La terza notte, mentre la luna calante incominciava ad alzarsi più tardi del solito (poteva esser l'una del mattino), ella intese un grande scoppio di risa e la voce di suo padre, che la chiamava:
«Cosette!»
Ella balzò dal letto, s'infilò la veste da camera e aperse la finestra. Il babbo era giù, sul tappeto erboso.
«T'ho svegliata per rassicurarti,» disse. «Guarda la tua ombra dal cappello a cilindro.»
E le accennava sull'aiuola un'ombra portata, che la luna disegnava e assomigliava infatti abbastanza bene allo spettro d'un uomo col cappello a staio. Era il profilo prodotto da un comignolo di latta col tettuccio, che sporgeva da un tetto vicino.
Anche Cosette si mise a ridere; tutte le sue paurose supposizioni scomparvero e il giorno seguente, mentre pranzava col babbo, ella si divertì alle spese del sinistro giardino frequentato dagli spettri dei comignoli. Jean Valjean tornò tranquillo; quanto a Cosette non stette a guardar per il sottile se il tubo di stufa fosse davvero nella direzione dell'ombra che aveva creduto di vedere e se la luna si trovasse nello stesso punto nel cielo.

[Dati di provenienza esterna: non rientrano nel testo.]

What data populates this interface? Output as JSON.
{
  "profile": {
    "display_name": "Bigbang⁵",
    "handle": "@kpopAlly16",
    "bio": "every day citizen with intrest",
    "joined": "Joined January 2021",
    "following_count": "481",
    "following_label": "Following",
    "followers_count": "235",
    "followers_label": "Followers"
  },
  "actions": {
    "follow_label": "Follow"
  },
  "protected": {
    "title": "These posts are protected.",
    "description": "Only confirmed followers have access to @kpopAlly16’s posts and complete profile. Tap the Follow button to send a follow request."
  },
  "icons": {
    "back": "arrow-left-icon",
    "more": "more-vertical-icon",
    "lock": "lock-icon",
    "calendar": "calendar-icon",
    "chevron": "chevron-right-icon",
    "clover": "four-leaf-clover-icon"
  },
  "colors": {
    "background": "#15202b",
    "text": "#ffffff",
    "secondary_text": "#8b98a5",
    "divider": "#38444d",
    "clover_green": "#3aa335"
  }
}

Né pensò a muovere interrogazioni sulla singolarità d'un comignolo che teme d'esser colto in flagrante delitto e si ritira quando si guarda la sua ombra; poiché l'ombra s'era dileguata, quando Cosette s'era voltata, ed ella aveva pur creduto d'esserne ben sicura. Si rasserenò completamente; la dimostrazione le parve convincente e le uscì dal capo che qualcuno camminasse di sera o di notte in giardino.
Pure, a pochi giorni di distanza, accadde un nuovo incidente.